Limit spiral unibike from rear-track iteration

Establish that the iterative sequence of rear-wheel tracks (Fn) defined by starting from the polar square root spiral F1(t) = sqrt(t/(2π)) (cos t, sin t), then for each n ≥ 2 letting Fn be the rear track corresponding to the front track Fn−1 by solving the differential equation R′(t) = F′n−1(t) · (Fn−1(t) − R(t)) [Fn−1(t) − R(t)] with the initial condition that Fn(τ) = (1, 0) at the smallest τ > 4π for which Fn−1(τ) is at unit distance from (1, 0) on its second loop, and reparametrizing so that t equals the polar angle, converges uniformly to an infinitely differentiable limit F∞ defined for t ≥ 2π; and prove that F∞ is a unibike curve (its front track equals itself) and is a spiral with polar angle t and monotonically increasing radius ||F∞(t)||.

Background

The paper develops an iterative process that takes a given front-wheel spiral track and computes the corresponding rear-wheel track via a Riccati-type differential equation.

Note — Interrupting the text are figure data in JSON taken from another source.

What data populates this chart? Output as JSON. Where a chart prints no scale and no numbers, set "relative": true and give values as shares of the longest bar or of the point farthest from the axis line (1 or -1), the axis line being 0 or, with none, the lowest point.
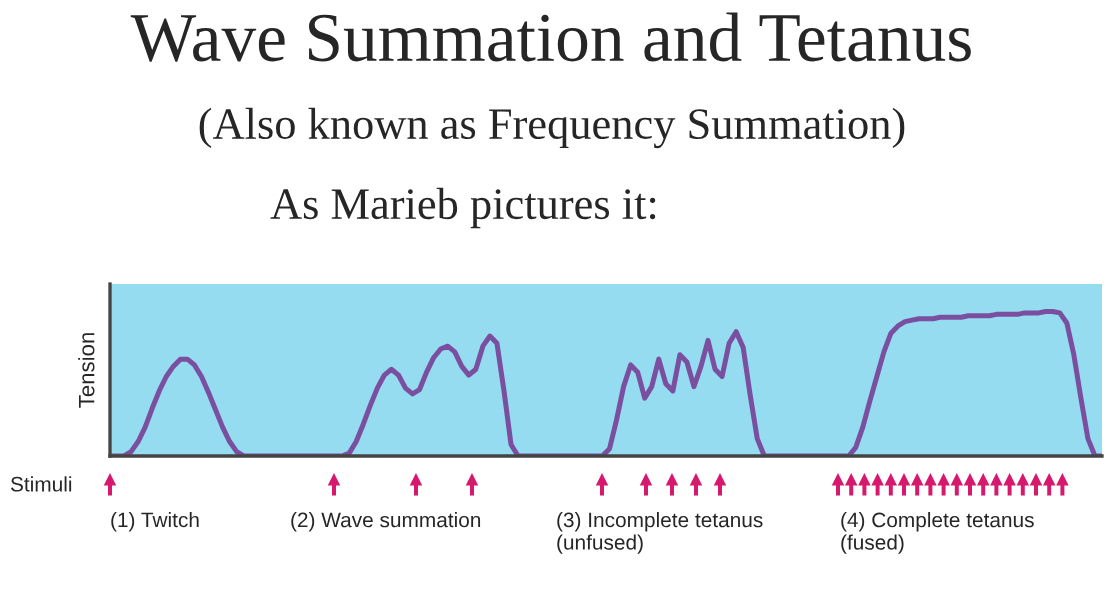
{
  "chart_data": {
    "type": "line",
    "title": "Wave Summation and Tetanus",
    "subtitle": "(Also known as Frequency Summation)",
    "ylabel": "Tension",
    "annotations": [
      "As Marieb pictures it:",
      "Stimuli",
      "(1) Twitch",
      "(2) Wave summation",
      "(3) Incomplete tetanus\n(unfused)",
      "(4) Complete tetanus\n(fused)"
    ],
    "relative": true,
    "categories": [
      null,
      null,
      null,
      null,
      null,
      null,
      null,
      null,
      null,
      null,
      null,
      null,
      null,
      null,
      null,
      null,
      null,
      null,
      null,
      null,
      null,
      null,
      null,
      null,
      null,
      null,
      null,
      null,
      null,
      null,
      null,
      null,
      null,
      null,
      null,
      null,
      null,
      null,
      null,
      null,
      null,
      null,
      null,
      null,
      null,
      null,
      null,
      null,
      null,
      null,
      null,
      null,
      null,
      null,
      null,
      null,
      null,
      null,
      null,
      null,
      null,
      null,
      null,
      null,
      null,
      null,
      null,
      null,
      null,
      null,
      null,
      null,
      null,
      null,
      null,
      null,
      null,
      null,
      null,
      null,
      null,
      null,
      null,
      null,
      null,
      null,
      null,
      null,
      null,
      null,
      null,
      null,
      null,
      null,
      null,
      null,
      null,
      null,
      null,
      null,
      null,
      null,
      null,
      null,
      null,
      null,
      null,
      null,
      null,
      null,
      null,
      null,
      null,
      null,
      null,
      null,
      null,
      null,
      null,
      null,
      null,
      null,
      null,
      null,
      null,
      null,
      null,
      null,
      null,
      null,
      null,
      null,
      null,
      null,
      null,
      null,
      null,
      null,
      null,
      null,
      null,
      null
    ],
    "series": [
      {
        "color": "#7b4fa0",
        "values": [
          0,
          0,
          0,
          0.03,
          0.1,
          0.2,
          0.33,
          0.45,
          0.55,
          0.62,
          0.67,
          0.67,
          0.63,
          0.55,
          0.44,
          0.32,
          0.2,
          0.1,
          0.03,
          0,
          0,
          0,
          0,
          0,
          0,
          0,
          0,
          0,
          0,
          0,
          0,
          0,
          0,
          0,
          0.02,
          0.1,
          0.22,
          0.35,
          0.47,
          0.56,
          0.6,
          0.56,
          0.47,
          0.43,
          0.46,
          0.58,
          0.68,
          0.74,
          0.76,
          0.72,
          0.62,
          0.56,
          0.6,
          0.76,
          0.83,
          0.78,
          0.45,
          0.08,
          0,
          0,
          0,
          0,
          0,
          0,
          0,
          0,
          0,
          0,
          0,
          0,
          0,
          0.05,
          0.25,
          0.48,
          0.63,
          0.58,
          0.4,
          0.48,
          0.67,
          0.5,
          0.45,
          0.7,
          0.65,
          0.48,
          0.62,
          0.8,
          0.6,
          0.55,
          0.78,
          0.86,
          0.75,
          0.42,
          0.12,
          0,
          0,
          0,
          0,
          0,
          0,
          0,
          0,
          0,
          0,
          0,
          0,
          0,
          0.06,
          0.2,
          0.38,
          0.55,
          0.72,
          0.85,
          0.9,
          0.93,
          0.94,
          0.95,
          0.95,
          0.95,
          0.96,
          0.96,
          0.96,
          0.96,
          0.97,
          0.97,
          0.97,
          0.97,
          0.98,
          0.98,
          0.98,
          0.98,
          0.99,
          0.99,
          0.99,
          1.0,
          1.0,
          0.99,
          0.92,
          0.7,
          0.4,
          0.12,
          0,
          0
        ]
      }
    ]
  }
}
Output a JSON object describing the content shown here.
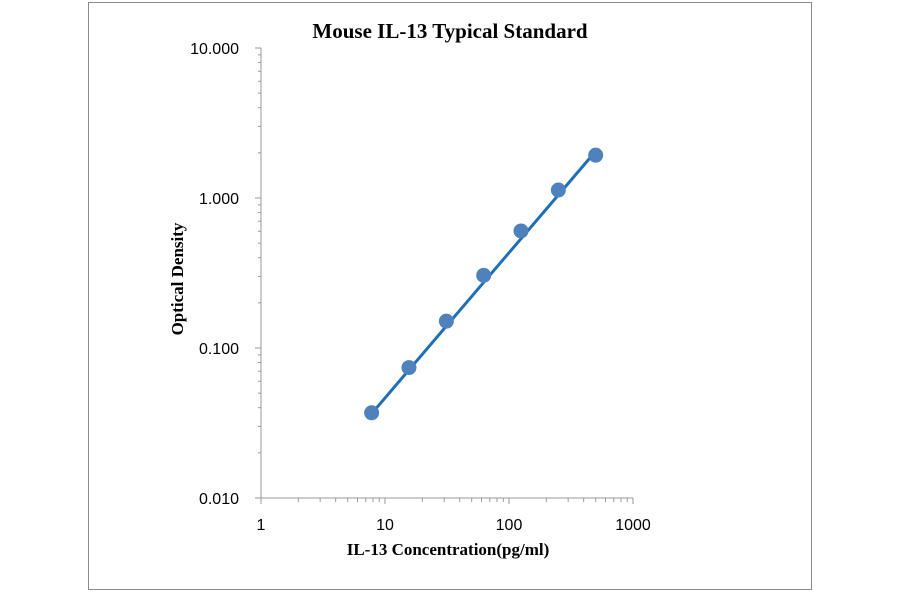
{
  "chart_data": {
    "type": "scatter",
    "title": "Mouse IL-13 Typical Standard",
    "xlabel": "IL-13 Concentration(pg/ml)",
    "ylabel": "Optical Density",
    "x_scale": "log",
    "y_scale": "log",
    "xlim": [
      1,
      1000
    ],
    "ylim": [
      0.01,
      10
    ],
    "x_ticks": [
      "1",
      "10",
      "100",
      "1000"
    ],
    "y_ticks": [
      "0.010",
      "0.100",
      "1.000",
      "10.000"
    ],
    "grid": false,
    "legend": "none",
    "series": [
      {
        "color": "#4f81bd",
        "line_color": "#1f6fb5",
        "points": [
          {
            "x": 7.8,
            "y": 0.037
          },
          {
            "x": 15.6,
            "y": 0.074
          },
          {
            "x": 31.25,
            "y": 0.151
          },
          {
            "x": 62.5,
            "y": 0.305
          },
          {
            "x": 125,
            "y": 0.603
          },
          {
            "x": 250,
            "y": 1.13
          },
          {
            "x": 500,
            "y": 1.93
          }
        ],
        "trendline": {
          "x_start": 7.8,
          "y_start": 0.0365,
          "x_end": 500,
          "y_end": 2.05
        }
      }
    ]
  }
}
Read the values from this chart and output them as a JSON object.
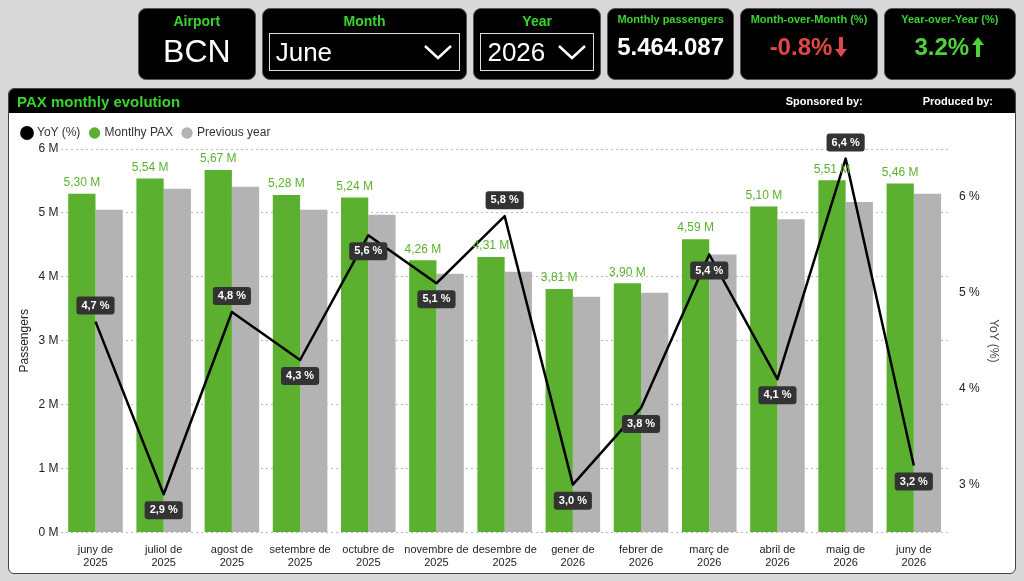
{
  "chart_data": [
    {
      "type": "other",
      "annotations": [
        "Airport",
        "BCN",
        "Month",
        "June",
        "Year",
        "2026",
        "Monthly passengers",
        "5.464.087",
        "Month-over-Month (%)",
        "-0.8%",
        "Year-over-Year (%)",
        "3.2%"
      ]
    },
    {
      "type": "bar",
      "title": "PAX monthly evolution",
      "ylabel": "Passengers",
      "y2label": "YoY (%)",
      "legend": "top left",
      "grid": "y",
      "categories": [
        "juny de 2025",
        "juliol de 2025",
        "agost de 2025",
        "setembre de 2025",
        "octubre de 2025",
        "novembre de 2025",
        "desembre de 2025",
        "gener de 2026",
        "febrer de 2026",
        "març de 2026",
        "abril de 2026",
        "maig de 2026",
        "juny de 2026"
      ],
      "series": [
        {
          "name": "Montlhy PAX",
          "color": "#5bb12f",
          "values": [
            5.3,
            5.54,
            5.67,
            5.28,
            5.24,
            4.26,
            4.31,
            3.81,
            3.9,
            4.59,
            5.1,
            5.51,
            5.46
          ],
          "value_labels": [
            "5,30 M",
            "5,54 M",
            "5,67 M",
            "5,28 M",
            "5,24 M",
            "4,26 M",
            "4,31 M",
            "3,81 M",
            "3,90 M",
            "4,59 M",
            "5,10 M",
            "5,51 M",
            "5,46 M"
          ]
        },
        {
          "name": "Previous year",
          "color": "#b3b3b3",
          "values": [
            5.05,
            5.38,
            5.41,
            5.05,
            4.97,
            4.05,
            4.08,
            3.69,
            3.75,
            4.35,
            4.9,
            5.17,
            5.3
          ]
        },
        {
          "name": "YoY (%)",
          "type": "line",
          "axis": "y2",
          "color": "#000000",
          "marker": "none",
          "values": [
            4.7,
            2.9,
            4.8,
            4.3,
            5.6,
            5.1,
            5.8,
            3.0,
            3.8,
            5.4,
            4.1,
            6.4,
            3.2
          ],
          "value_labels": [
            "4,7 %",
            "2,9 %",
            "4,8 %",
            "4,3 %",
            "5,6 %",
            "5,1 %",
            "5,8 %",
            "3,0 %",
            "3,8 %",
            "5,4 %",
            "4,1 %",
            "6,4 %",
            "3,2 %"
          ]
        }
      ],
      "ylim": [
        0,
        6
      ],
      "yticks": [
        {
          "value": 0,
          "label": "0 M"
        },
        {
          "value": 1,
          "label": "1 M"
        },
        {
          "value": 2,
          "label": "2 M"
        },
        {
          "value": 3,
          "label": "3 M"
        },
        {
          "value": 4,
          "label": "4 M"
        },
        {
          "value": 5,
          "label": "5 M"
        },
        {
          "value": 6,
          "label": "6 M"
        }
      ],
      "y2lim": [
        2.5,
        6.5
      ],
      "y2ticks": [
        {
          "value": 3,
          "label": "3 %"
        },
        {
          "value": 4,
          "label": "4 %"
        },
        {
          "value": 5,
          "label": "5 %"
        },
        {
          "value": 6,
          "label": "6 %"
        }
      ],
      "annotations": [
        "Sponsored by:",
        "Produced by:"
      ]
    }
  ]
}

Starting from the polar square root curve F1, the authors numerically observe that repeating the rear-track construction yields a sequence Fn whose unibike errors decrease and whose shapes appear to converge to a limiting spiral.

Based on extensive numerical evidence, the authors formulate a conjecture asserting uniform convergence to a smooth limit, that the limit is a perfect unibike curve (front equals rear), and that its radius increases monotonically with angle (i.e., it is a spiral).